I met Jimmy Carter in 2014. He had come to Fort Worth to work on a Habitat for Humanity build. He worked on several houses in the same neighborhood, and when I say, “worked,” I mean, “He was actually working.”

He and his wife spent all day there and then went to Dallas to work on houses there. He wasn’t just there for a photo op. The folks from Habitat even split up media interviews at different times so he’d have a reason to take a break.

I had forgotten this until I went back and listened to the interview. He came in October, but Texas had brought in record heat for him.

He said Habitat works closely with cities where he travels for builds. The events in Dallas and Fort Worth had about five thousand volunteers, so they needed rooms to stay, access to first aid and restaurants that can bring meals to the site.

Shortly after Jimmy Carter went into hospice, I caught up with the family who received that house. Trinity Habitat sent me a picture of Jacqueline Wills with Jimmy Carter after they finished her family’s home.

We talked about the heat. Wills said the Carters kept working and were approachable, but she had trouble getting used to the sight of a former president hammering away on her house.
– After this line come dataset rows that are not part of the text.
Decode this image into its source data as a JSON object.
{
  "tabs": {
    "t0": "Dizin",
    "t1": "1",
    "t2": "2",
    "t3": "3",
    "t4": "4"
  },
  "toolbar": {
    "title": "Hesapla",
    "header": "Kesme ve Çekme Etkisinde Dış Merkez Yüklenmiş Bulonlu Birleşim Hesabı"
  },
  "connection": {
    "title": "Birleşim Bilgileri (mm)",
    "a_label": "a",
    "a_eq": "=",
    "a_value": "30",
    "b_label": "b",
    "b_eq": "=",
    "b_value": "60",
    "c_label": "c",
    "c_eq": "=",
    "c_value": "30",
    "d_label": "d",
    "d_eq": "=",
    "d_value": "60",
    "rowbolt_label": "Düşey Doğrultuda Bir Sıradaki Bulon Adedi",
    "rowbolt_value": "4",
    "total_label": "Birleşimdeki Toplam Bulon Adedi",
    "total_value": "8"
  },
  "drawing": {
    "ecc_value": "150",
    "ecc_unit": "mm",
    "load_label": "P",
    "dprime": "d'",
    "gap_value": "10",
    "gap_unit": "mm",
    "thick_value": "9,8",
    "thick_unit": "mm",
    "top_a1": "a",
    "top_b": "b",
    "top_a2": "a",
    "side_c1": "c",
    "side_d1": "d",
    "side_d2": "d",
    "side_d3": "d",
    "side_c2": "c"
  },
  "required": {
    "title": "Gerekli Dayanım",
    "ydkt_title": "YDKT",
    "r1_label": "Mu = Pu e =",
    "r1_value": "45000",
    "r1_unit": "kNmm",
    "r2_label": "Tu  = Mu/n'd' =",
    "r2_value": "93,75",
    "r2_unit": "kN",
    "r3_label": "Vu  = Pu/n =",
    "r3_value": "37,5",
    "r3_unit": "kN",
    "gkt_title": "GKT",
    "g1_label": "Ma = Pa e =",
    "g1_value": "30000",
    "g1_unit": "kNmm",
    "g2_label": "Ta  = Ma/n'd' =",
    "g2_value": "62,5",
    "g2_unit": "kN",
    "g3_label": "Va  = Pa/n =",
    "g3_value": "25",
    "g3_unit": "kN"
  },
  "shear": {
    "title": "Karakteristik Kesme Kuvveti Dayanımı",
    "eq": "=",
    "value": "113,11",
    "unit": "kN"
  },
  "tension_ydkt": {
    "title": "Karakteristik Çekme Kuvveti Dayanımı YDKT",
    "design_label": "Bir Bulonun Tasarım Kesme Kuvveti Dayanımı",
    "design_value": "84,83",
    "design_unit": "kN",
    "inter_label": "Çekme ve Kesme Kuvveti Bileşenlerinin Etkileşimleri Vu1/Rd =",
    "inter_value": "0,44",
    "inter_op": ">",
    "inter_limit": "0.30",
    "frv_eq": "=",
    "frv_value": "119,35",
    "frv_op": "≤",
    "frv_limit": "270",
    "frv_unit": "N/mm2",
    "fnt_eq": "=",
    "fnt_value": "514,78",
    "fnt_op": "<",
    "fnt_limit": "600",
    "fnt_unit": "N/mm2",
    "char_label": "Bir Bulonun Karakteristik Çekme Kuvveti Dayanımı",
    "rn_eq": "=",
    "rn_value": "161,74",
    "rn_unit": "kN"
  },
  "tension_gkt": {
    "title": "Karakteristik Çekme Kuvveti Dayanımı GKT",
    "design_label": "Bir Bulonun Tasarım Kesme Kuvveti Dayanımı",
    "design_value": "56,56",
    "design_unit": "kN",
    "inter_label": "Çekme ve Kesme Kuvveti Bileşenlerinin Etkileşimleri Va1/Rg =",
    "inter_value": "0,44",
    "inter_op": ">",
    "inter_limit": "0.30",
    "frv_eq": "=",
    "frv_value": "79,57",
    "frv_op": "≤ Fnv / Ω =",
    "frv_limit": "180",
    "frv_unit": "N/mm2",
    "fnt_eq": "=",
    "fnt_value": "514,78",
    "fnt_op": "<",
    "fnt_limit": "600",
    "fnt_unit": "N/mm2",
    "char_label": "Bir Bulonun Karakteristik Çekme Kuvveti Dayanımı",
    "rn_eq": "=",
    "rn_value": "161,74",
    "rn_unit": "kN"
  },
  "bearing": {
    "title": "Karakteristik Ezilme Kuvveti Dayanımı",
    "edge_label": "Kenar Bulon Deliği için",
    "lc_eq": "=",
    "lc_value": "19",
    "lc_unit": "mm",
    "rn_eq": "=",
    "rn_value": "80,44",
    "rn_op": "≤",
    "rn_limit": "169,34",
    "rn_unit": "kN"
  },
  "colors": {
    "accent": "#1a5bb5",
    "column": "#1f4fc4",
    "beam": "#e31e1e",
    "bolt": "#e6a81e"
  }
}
Gage Yager, the head of Trinity Habitat, says Carter was active the entire day even getting the crowd riled up to start.

Yager says Carter’s build could bring attention to Habitat’s mission. I’ve covered build after build after build by Habitat since coming to DFW, and a consistent message they send is, “We give a hand up, not a hand out.”

The people receiving homes pay a mortgage and property tax. Yager says Habitat projects often turn vacant lots or abandoned homes into properties that produce tax for cities and counties.

During that build in 2014, Carter told me Habitat had built about 800,000 homes. He also said when he started, he wouldn’t have expected he’d still be hammering away even then.

Yager and Wills share the same message: Carter will want people to keep donating their money and time to help Habitat, and the rest of us should be so lucky to still be building doggone houses when we’re in our 90s.